LitFair 2020 – Protagonisteninterview mit Anabelle (Tanja Meurer)
Anabelle stelle dich einmal kurz vor
Bon Jour, Ann‘. C’est très difficile. Meine französischen Wurzeln lassen sich schon wegen meines Accent nicht verleugnen. Leider bin ich in meinem Heimatland nicht besonders … gemocht.
Frage mich nicht näher nach dem Grund. Darauf zu antworten, würde nicht nur mich gefährden. Nur so viel: ich war eine der ersten Frauen, die an der Sorbonne studiert haben. Aujourd’hui – pardon – heute lebe ich in London und unterstütze Madame Zaida in ihrer Arbeit.
Was ist dein Beruf?
Scientifique, ich bin Wissenschaftlerin, Physikerin, baue aber auch Maschinen. In London darf ich diesen Beurf nicht ausüben. Es wurde mir unter strafe untersagt. Zaida zu unterstützen und in besonderen Fällen von Scotland Yard hinzugezogen zu werden, erfüllt mich nicht. Nur selten ist mir erlaubt, meine Fähigkeiten einzusetzen … C’est triste.

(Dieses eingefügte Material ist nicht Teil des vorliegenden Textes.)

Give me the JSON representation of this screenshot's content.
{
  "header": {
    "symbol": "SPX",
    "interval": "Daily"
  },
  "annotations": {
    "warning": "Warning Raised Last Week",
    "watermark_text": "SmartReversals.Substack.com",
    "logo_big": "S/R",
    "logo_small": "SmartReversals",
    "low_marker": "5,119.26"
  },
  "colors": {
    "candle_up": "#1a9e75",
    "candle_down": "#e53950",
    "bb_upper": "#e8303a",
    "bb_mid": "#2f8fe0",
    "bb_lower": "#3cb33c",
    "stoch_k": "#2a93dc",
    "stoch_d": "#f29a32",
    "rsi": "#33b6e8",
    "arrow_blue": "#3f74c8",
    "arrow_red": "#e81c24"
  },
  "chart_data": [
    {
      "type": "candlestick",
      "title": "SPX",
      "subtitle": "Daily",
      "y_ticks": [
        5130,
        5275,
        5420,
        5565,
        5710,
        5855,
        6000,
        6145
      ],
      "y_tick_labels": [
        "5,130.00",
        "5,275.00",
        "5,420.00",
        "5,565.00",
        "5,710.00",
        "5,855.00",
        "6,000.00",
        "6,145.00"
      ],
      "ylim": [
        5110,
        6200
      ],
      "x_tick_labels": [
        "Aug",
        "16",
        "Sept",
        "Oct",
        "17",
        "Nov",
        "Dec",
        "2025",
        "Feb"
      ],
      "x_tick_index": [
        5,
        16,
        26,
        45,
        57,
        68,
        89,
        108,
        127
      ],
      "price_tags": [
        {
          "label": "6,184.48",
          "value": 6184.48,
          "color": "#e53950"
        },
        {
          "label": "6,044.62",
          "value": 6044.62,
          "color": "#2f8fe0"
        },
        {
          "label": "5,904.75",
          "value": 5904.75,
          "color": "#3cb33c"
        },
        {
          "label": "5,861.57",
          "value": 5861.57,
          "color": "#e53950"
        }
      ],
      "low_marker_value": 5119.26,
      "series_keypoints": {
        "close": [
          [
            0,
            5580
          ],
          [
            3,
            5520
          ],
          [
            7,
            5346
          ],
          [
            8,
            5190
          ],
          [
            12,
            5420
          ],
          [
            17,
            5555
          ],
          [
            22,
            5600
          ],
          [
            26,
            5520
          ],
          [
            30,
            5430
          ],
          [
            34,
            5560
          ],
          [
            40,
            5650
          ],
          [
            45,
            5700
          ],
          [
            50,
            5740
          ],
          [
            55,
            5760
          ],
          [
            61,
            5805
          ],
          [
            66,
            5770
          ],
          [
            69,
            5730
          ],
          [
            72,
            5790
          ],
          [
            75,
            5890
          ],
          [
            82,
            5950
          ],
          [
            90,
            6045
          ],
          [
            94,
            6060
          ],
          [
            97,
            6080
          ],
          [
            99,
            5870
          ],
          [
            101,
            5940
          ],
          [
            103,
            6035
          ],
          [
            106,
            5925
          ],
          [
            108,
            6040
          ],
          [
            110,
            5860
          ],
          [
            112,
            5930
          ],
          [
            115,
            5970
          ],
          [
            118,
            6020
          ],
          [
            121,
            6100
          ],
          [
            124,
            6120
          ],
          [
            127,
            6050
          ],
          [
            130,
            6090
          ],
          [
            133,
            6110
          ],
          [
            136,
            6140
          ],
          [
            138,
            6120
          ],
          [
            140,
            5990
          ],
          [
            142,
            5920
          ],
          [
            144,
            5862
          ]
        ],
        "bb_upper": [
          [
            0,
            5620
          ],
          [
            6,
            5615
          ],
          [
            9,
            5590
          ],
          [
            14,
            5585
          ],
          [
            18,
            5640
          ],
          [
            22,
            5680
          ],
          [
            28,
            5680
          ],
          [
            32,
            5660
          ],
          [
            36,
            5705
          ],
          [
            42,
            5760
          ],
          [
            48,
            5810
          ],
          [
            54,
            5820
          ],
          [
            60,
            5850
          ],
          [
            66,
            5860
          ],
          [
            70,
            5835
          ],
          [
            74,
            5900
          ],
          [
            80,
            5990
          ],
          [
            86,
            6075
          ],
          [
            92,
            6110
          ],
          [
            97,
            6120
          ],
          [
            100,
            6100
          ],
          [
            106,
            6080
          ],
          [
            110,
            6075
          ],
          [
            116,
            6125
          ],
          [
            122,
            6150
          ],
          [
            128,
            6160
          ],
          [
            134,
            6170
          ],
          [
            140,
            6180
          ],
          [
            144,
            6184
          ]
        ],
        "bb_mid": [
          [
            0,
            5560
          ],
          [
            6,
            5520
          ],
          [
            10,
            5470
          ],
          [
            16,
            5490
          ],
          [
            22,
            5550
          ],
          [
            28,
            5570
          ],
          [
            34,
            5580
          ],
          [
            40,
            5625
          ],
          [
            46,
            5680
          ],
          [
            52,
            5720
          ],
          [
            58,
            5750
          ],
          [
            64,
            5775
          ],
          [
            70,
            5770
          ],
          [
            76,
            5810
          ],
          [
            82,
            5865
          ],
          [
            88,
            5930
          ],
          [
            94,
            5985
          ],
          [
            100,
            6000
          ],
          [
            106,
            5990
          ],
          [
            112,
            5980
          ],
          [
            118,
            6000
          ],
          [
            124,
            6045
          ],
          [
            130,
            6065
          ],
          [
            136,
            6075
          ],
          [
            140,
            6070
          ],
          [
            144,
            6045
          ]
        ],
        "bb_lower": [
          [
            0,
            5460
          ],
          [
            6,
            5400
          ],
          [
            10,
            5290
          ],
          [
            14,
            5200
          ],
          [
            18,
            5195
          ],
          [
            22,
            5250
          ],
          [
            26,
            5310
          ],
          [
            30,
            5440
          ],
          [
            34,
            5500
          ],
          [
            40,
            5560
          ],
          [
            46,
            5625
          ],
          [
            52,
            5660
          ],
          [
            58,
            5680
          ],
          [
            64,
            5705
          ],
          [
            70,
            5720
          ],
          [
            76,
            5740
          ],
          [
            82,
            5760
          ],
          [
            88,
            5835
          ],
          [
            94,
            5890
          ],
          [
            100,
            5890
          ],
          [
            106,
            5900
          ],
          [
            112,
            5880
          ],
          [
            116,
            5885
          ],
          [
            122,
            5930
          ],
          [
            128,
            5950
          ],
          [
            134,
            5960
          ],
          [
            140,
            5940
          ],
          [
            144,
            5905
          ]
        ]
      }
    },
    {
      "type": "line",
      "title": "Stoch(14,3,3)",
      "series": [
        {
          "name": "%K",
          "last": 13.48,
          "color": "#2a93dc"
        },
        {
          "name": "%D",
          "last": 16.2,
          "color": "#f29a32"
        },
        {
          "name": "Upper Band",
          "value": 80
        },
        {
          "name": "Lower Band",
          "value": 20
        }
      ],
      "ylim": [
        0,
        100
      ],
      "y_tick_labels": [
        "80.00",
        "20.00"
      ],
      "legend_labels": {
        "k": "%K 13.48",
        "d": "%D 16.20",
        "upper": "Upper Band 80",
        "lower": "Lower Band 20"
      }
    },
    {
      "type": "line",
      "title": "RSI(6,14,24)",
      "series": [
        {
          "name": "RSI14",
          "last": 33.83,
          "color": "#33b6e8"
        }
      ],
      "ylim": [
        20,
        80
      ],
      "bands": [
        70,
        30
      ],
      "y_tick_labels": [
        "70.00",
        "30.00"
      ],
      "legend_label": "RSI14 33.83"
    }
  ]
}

Wie würdest du die Beziehung zwischen dir und Zaida beschreiben
Nah, anders kann ich es nicht ausdrücken. Sie war die Erste, die mir Vertrauen schenkte, als niemand sonst es tun konnte und wollte. Zaida hat mich vom ersten Tag an beschützt. Damals wusste sie um die Gefahr, die von mir und den meinen ausging. Es hat sie nicht interessiert, sie verlangte, dass ich mich selbst beweise. Damit konnte ich nicht nur sie überzeugen, sondern auch Madame la Rein. Schließlich sogar Monsieur Hailey, Monsieur le Inspecteur. Ihr bin ich verbunden, zutiefst. Wenn ich einer Person Leben, Treue und Liebe schulde, dann ihr.
Welche Erkenntnisse hast du bereits über die Todesopfer
Un cadavre, zur Zeit ist es nur eine Leiche. Sie ist erfroren. Bei der Kälte in London ist das nicht einmal besonder. Viel mehr beschäftigt mich, wie eine arme Frau in den Hydepark gekommen ist. Mir scheint anhand ihres Erscheinungsbildes, als gehöre Sie vielmehr nach Ost-London. Auffallend waren bei der Untersuchung les dents, ihre Zähne. Sie waren gesund und gepflegt.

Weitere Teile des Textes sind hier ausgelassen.